Present — Denman, P.J., Green, Lawton, Balio and Davis, JJ.
Order unanimously modified on the law and as modified affirmed without costs in accordance with the following Memorandum:
A child was born out of wedlock to the parties in April 1993. Petitioner father did not believe that the child was his and did not admit paternity until after he had taken a blood test. Following entry of an order of filiation, petitioner asked respondent mother for visitation, and she agreed. When he picked up the child at the first visit, petitioner concluded that the child's living conditions were inappropriate and refused to return the child. In February 1994 petitioner was granted temporary custody without a hearing and a hearing on custody commenced in May 1994. At the conclusion of the hearing, Family Court concluded that both parties were able to provide for the child's emotional needs, but that petitioner was "better able to provide for the other needs of the child as his lifestyle was more stable". There is a substantial basis in the record to support the court's determination that it is in the child's best interests to reside with petitioner ( see, Matter of Rokitka v Bauer, 219 A.D.2d 834; cf., Matter of Gloria S. v. Richard B., 80 A.D.2d 72, 76). Where there is conflicting testimony regarding the behavior of the parties, we defer to the court, which is in "the most advantageous position to evaluate the testimony, character, and sincerity of the parties" ( DeJesus v. DeJesus, 208 A.D.2d 587, 588; see, Matter of Rokitka v. Bauer, supra).

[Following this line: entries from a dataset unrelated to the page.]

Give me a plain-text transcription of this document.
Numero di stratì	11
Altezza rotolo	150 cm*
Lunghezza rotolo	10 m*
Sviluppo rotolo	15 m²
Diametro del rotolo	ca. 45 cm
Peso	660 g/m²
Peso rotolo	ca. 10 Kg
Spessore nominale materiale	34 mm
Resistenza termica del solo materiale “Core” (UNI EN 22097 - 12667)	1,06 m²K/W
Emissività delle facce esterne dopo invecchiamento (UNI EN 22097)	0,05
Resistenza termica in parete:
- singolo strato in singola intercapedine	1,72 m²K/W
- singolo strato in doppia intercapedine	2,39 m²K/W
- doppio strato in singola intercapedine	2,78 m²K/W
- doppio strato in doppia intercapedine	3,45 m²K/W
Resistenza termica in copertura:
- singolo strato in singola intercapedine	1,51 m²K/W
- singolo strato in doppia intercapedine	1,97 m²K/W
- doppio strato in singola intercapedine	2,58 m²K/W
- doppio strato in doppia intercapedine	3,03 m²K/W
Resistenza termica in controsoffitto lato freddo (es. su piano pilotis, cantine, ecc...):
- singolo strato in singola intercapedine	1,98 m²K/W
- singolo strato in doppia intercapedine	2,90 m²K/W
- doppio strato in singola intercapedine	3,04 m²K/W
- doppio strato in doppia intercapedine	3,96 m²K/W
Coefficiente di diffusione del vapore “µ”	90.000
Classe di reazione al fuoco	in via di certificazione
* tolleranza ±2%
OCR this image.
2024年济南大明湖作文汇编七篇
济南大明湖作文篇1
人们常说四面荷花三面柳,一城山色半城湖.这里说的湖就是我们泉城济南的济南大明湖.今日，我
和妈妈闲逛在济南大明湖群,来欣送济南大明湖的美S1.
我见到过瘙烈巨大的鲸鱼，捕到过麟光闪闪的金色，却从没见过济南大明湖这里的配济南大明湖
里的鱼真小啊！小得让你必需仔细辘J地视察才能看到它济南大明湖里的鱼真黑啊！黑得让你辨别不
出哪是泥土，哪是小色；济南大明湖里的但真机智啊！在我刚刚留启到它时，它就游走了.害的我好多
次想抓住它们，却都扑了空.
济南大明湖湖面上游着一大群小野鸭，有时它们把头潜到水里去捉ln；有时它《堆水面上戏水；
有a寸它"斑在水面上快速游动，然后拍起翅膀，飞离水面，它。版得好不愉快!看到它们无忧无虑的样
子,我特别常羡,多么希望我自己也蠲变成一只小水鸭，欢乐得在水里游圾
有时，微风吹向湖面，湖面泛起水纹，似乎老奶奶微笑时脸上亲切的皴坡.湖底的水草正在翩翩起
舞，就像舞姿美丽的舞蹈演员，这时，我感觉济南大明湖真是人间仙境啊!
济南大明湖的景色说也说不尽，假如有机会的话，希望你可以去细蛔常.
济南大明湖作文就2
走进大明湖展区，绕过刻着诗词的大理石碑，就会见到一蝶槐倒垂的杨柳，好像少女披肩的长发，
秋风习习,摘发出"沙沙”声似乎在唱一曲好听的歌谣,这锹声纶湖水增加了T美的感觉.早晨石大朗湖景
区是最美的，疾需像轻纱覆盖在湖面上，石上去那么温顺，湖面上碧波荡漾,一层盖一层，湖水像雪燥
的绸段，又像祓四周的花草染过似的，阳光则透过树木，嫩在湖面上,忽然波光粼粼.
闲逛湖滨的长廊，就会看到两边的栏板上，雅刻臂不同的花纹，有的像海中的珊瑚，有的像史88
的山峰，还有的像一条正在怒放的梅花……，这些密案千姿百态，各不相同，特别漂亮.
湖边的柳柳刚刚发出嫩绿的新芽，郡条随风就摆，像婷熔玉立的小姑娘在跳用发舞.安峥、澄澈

We modify the order, however, insofar as it makes an award of joint custody. Joint custody is not favored and is encouraged "as a voluntary alternative for relatively stable, amicable parents behaving in mature civilized fashion" ( Braiman v. Braiman, 44 N.Y.2d 584, 589-590). Joint custody should not be imposed on embattled and embittered parents who appear unable to put aside their differences for the benefit of the child ( see, Braiman v Braiman, supra, at 589-590; Matter of Sooy v. Sooy, 101 A.D.2d 287, 288-289, affd sub nom. Matter of Louise E.S. v. W. Stephen S., 64 N.Y.2d 946). We agree with respondent that joint custody is not appropriate because the parties are not able to get along. We modify the order by granting sole custody of the child to petitioner.